Tufts students and faculty joined hundreds of protesters at the Stand Up for Science Rally on Mar. 7 at the Boston Common. Protesters advocated in support of federal funding for science research.

The event was held by Stand Up for Science, an organization dedicated to ending censorship and political interference in science, securing and expanding scientific funding and defending diversity, equity, inclusion and accessibility in science.

At the rally, speakers shared their personal experiences and explained the effects from the Trump administration’s cuts on federal funding for university science research.

“I’m a scientist, I’ve spent my career in the pursuit of science and the teaching of science, so it’s something that’s very important to me,” Roger Tobin, professor of physics and astronomy at Tufts, said in an interview with the Daily. “I’m not sure that people outside the discipline really understand the long term damage that can be done by not having federal support for the scientific enterprise.”

While not currently a recipient of federal grants, Tobin attributes recent feelings of uncertainty in his department to recent freezes on federal funding for scientific research.

“In our own department, so far no one has lost their funding, but it can happen,” he said. “It’s not so much that it has directly affected my work or my life, but I see it threatening the underpinning of this whole structure, and will affect a lot of people that I work with and care about.”

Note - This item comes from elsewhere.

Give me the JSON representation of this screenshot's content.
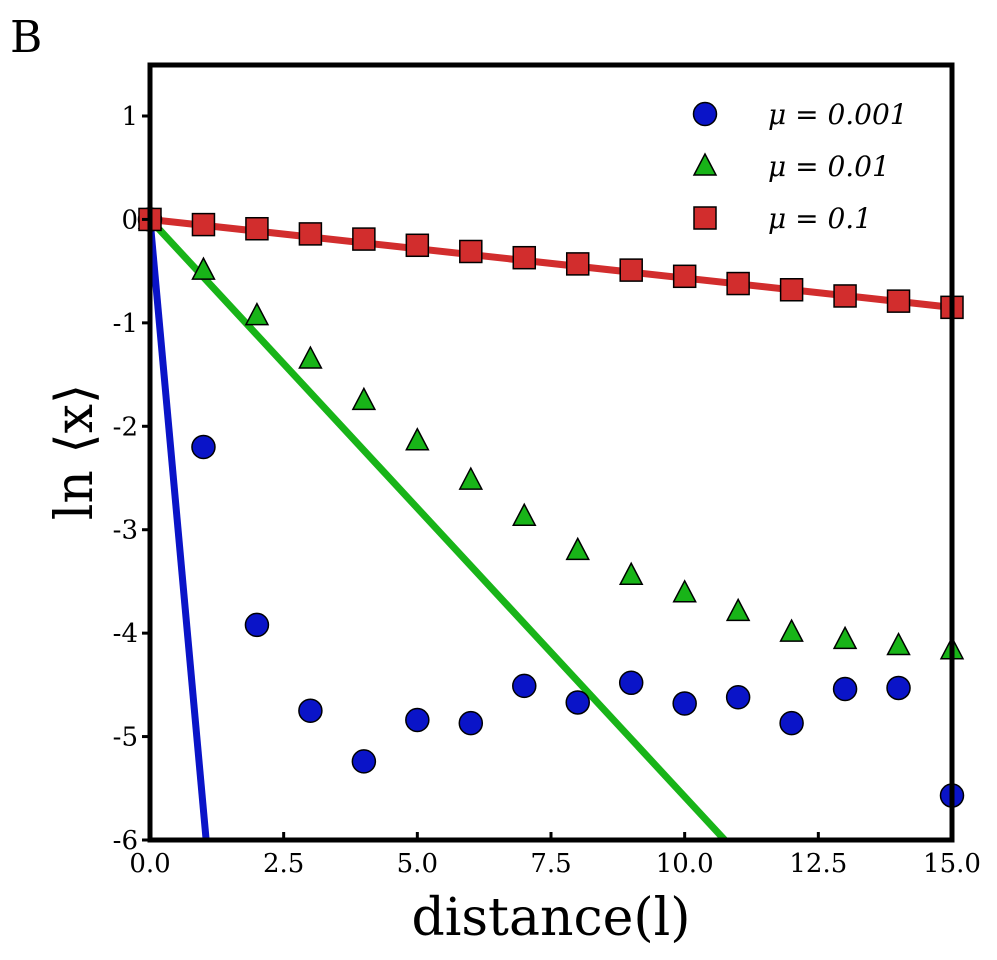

Speakers at the rally also shared stories of lives saved by advances in medicine that were funded by federal grants. 

“I think it was a lot of very thoughtful, personal [reflections] but also larger-picture [themes], reminding anyone listening of how many things we expect and rely on that can just go away,” he said.

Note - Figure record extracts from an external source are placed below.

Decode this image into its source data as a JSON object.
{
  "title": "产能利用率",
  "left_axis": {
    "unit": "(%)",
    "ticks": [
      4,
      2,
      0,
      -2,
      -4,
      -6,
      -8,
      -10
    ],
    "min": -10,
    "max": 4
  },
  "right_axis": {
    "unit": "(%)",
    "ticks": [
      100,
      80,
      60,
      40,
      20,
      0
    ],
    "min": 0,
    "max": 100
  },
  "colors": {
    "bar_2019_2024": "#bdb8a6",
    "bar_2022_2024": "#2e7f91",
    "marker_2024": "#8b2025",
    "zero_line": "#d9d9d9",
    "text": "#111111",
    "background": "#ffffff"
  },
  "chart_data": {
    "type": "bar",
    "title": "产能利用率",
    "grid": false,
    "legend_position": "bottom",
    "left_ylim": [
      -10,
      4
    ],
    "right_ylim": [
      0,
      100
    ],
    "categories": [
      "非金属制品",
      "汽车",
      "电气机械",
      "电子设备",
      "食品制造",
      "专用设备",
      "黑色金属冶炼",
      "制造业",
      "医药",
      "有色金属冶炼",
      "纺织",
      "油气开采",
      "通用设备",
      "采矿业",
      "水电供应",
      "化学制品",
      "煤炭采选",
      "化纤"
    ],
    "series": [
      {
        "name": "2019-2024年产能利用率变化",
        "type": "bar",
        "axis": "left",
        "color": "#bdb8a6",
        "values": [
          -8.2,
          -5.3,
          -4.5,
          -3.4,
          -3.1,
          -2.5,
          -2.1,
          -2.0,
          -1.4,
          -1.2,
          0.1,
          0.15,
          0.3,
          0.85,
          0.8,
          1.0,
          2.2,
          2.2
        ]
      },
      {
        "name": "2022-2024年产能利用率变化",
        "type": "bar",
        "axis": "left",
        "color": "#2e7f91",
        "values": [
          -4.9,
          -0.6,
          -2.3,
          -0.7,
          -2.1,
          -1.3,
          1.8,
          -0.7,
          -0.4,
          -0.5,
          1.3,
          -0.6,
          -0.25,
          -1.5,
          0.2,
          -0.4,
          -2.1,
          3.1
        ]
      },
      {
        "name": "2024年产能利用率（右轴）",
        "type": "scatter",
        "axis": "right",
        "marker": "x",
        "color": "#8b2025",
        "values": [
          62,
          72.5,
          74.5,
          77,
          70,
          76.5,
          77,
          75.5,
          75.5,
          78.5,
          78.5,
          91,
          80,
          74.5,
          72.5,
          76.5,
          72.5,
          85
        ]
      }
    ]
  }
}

Professor Tobin attended a previous rally in 2017, titled the March for Science. Demonstrators that attended a science education conference on that day marched the streets of San Antonio, Texas chanting and carrying signs. Tobin pointed out similarities and differences between that event and the one this year.

“Honestly, the situation right now feels a lot more dire. At that time, there was a lot of anti-science rhetoric, or a lot of denying science or paying no attention to science.” Tobin said. “There was not the same kind of systematic attack on the actual structures that support the doing of science in this country.”

First-years Tori Guarini and Jules Amorosi also attended this month’s rally, a decision driven by their interest in research.

“I’m really passionate about research in the medical field, and seeing the government cut research, that blows my mind,” Guarini said. “Going into this field, I never thought it would be something that would be at risk. It seems like it should be a pretty consistent thing.”

Amorosi also shared a passion for science and frustration with the changes being made under the new administration.

“To see things that we care about getting defunded or people not being able to do work that’s really important for our country, is just sad to see,” Amorosi said. Also, it’s affecting both of the fields we want to go into. In four years I’m going to graduate, and then what’s it going to be like in the field I want to be in?”

After the rally, Tobin described it as “inspiring and moving” to have hundreds of people uniting in support of funding for scientific research.

“I always wonder, ‘Does anyone care?’” Tobin said. “But I think you have to do what you can do, [like] getting out there and showing solidarity with the rest of the community and being just one more voice.”